I nodded. “I brought you something, in case you get cold.” I flipped open the basket and pulled out a stack of blankets in the most brilliant colors I had been able to find.

A smile spread across her wrinkled charcoal face. “You’re a good girl,” she said, and patted my hand. “Come back anytime.”

After Sorrel, there was only one loose end left. I sat on a bench against the villa wall, where the bougainvillea had grown into a shaded arbor. The shadows lay light and gray along the wall. One of those shadows had a single golden eye.

“Grayling?” I asked quietly, after we’d sat together for a little time.

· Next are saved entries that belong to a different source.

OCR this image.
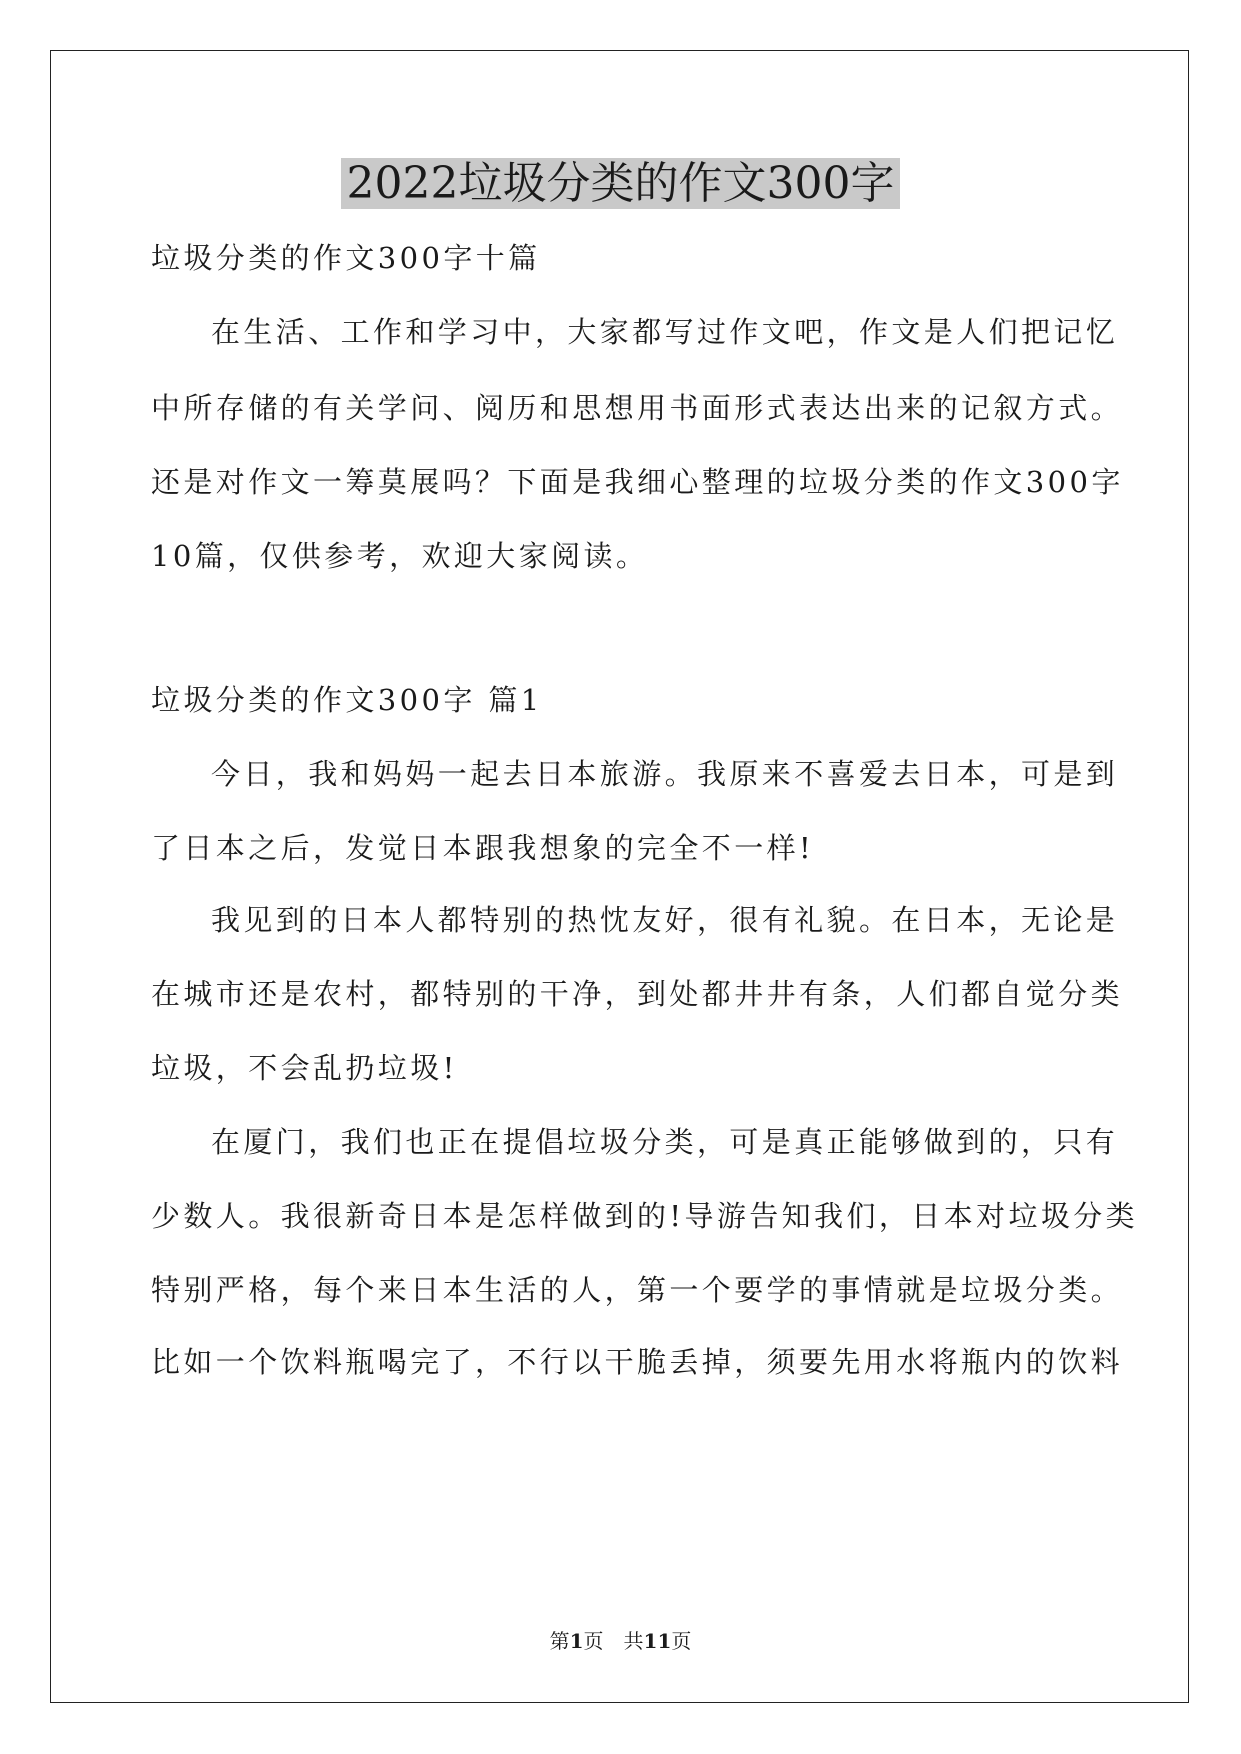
2022垃圾分类的作文300字
垃圾分类的作文300字十篇
在生活、工作和学习中，大家都写过作文吧，作文是人们把记忆
中所存储的有关学问、阅历和思想用书面形式表达出来的记叙方式。
还是对作文一筹莫展吗？下面是我细心整理的垃圾分类的作文300字
10篇，仅供参考，欢迎大家阅读。
垃圾分类的作文300字 篇1
今日，我和妈妈一起去日本旅游。我原来不喜爱去日本，可是到
了日本之后，发觉日本跟我想象的完全不一样!
我见到的日本人都特别的热忱友好，很有礼貌。在日本，无论是
在城市还是农村，都特别的干净，到处都井井有条，人们都自觉分类
垃圾，不会乱扔垃圾!
在厦门，我们也正在提倡垃圾分类，可是真正能够做到的，只有
少数人。我很新奇日本是怎样做到的!导游告知我们，日本对垃圾分类
特别严格，每个来日本生活的人，第一个要学的事情就是垃圾分类。
比如一个饮料瓶喝完了，不行以干脆丢掉，须要先用水将瓶内的饮料
第1页 共11页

A thin sigh rippled through my head. He stretched. “More questions, I suppose?”

“Not this time. Or at least, not yet. First I have an answer for you.”

“How novel.” He examined his claws, found one imperfect, and began nibbling at the point.

“I couldn’t figure out how the first person had gone through the mirror,” I said. “The Mirror Queen couldn’t put anything through. The real queen ate a mirror-apple, but someone had to have brought it back with them in the first place. You said the old woman brought the apples through before the Mirror Queen imprisoned her. But how did she get through?”